Today, it was the computers again (why is it always the electrical equipment that lets us down?), only this time, I discovered fifteen minutes into a class on Blogs that the college internet policy for students won't let them access any online journal sites. And yet last year, they were able to do this just fine.

It may well be that the person who did the Scheme of Work last year neglected to note that they had had to obtain a particular permission for it, but whatever the reason, it left me standing in a class of 15 people all staring at a white page with a swirly college logo announcing "Access denied". This problem was exacerbated by the fact that the control of ESOL students over the realm of IT is tenuous at best, and any error message (or anything they THINK is an error message) will confuse them beyond measure. Take the fact that the system now appears to want to use Microsoft Wordmail, but for some reason there are a whole slew of macros to be disabled. I waste enormous amounts of class time (and I say enormous because the time spent on this WILL add up by the end of the year) instructing student after student on how to get rid of the dialogue boxes that appear, in order for them to be able to use the program they need to, and it happens for no reason I can discern.

Let us also add into this cocktail of stress the fact that almost all of the students had totally forgotten how to open their e-mail accounts.

And then let's pour in a dash of the following conversation:
Me: Look at the mouse.
Student: (looking at the PC screen) Yes.
Me: No, look at the mouse.
Student: (looks briefly at the mouse and then looks back at the screen). Yes.
Me: No, keep looking at the mouse, look at the two buttons...

This is a class who are using e-mail, word processing, spreadsheets, Powerpoint- some challenging things- and yet they haven't done the basic thing of right and left mouse buttons.

As you can probably imagine, all of this, and the repeated need to explain the same thing over and over, led to me finishing the lesson about ready to head to the nearest bar and set up a private tab for gin and juice.

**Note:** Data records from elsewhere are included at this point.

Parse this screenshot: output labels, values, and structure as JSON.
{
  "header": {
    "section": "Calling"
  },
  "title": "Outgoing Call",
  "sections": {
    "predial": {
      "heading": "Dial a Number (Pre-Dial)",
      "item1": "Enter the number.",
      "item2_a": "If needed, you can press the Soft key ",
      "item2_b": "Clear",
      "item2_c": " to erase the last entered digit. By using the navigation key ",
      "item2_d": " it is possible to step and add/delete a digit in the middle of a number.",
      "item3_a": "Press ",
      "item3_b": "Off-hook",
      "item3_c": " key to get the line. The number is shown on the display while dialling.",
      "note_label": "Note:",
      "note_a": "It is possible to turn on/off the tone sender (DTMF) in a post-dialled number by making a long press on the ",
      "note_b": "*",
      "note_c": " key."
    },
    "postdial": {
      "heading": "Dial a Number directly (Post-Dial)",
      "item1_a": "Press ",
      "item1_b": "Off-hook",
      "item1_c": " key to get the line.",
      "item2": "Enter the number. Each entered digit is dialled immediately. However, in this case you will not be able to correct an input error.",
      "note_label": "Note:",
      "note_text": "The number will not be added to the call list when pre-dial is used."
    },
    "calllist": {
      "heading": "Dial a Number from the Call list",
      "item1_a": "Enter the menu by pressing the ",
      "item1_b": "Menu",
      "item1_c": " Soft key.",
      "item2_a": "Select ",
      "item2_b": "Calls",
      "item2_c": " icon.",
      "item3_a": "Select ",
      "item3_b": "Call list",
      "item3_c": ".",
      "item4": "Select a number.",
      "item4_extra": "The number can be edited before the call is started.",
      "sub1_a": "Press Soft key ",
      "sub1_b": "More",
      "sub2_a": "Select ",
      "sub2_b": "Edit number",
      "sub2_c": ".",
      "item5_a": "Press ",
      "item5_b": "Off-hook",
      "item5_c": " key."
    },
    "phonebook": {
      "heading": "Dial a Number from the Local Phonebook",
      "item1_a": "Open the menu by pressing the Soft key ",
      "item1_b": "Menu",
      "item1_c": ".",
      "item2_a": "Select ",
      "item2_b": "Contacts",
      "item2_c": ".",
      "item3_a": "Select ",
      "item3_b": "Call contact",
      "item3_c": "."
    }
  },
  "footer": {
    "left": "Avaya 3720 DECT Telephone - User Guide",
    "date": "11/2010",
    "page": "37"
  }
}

But I'm veering off the point, which is that as a professional, I should have had a back-up plan, but I relied on past performance as an indicator of future performance, and got burned. Future IT lessons need to take into account the fact that the computer system can, and will, play merry hell with what I have planned- my internet lessons, in particular, need to have a back-up plan if the internet isn't connected, or sites are banned.

I guess the upside of this horror of a lesson was that I learned something valuable myself- you can't prepare for everything, but you should, as a professional teacher, be ready for as many eventualities as you can- and one of the main ones to be ready for is The College Computers/DVDs/Videos/TVs/Other Electrical Equipment can, and will, let you down.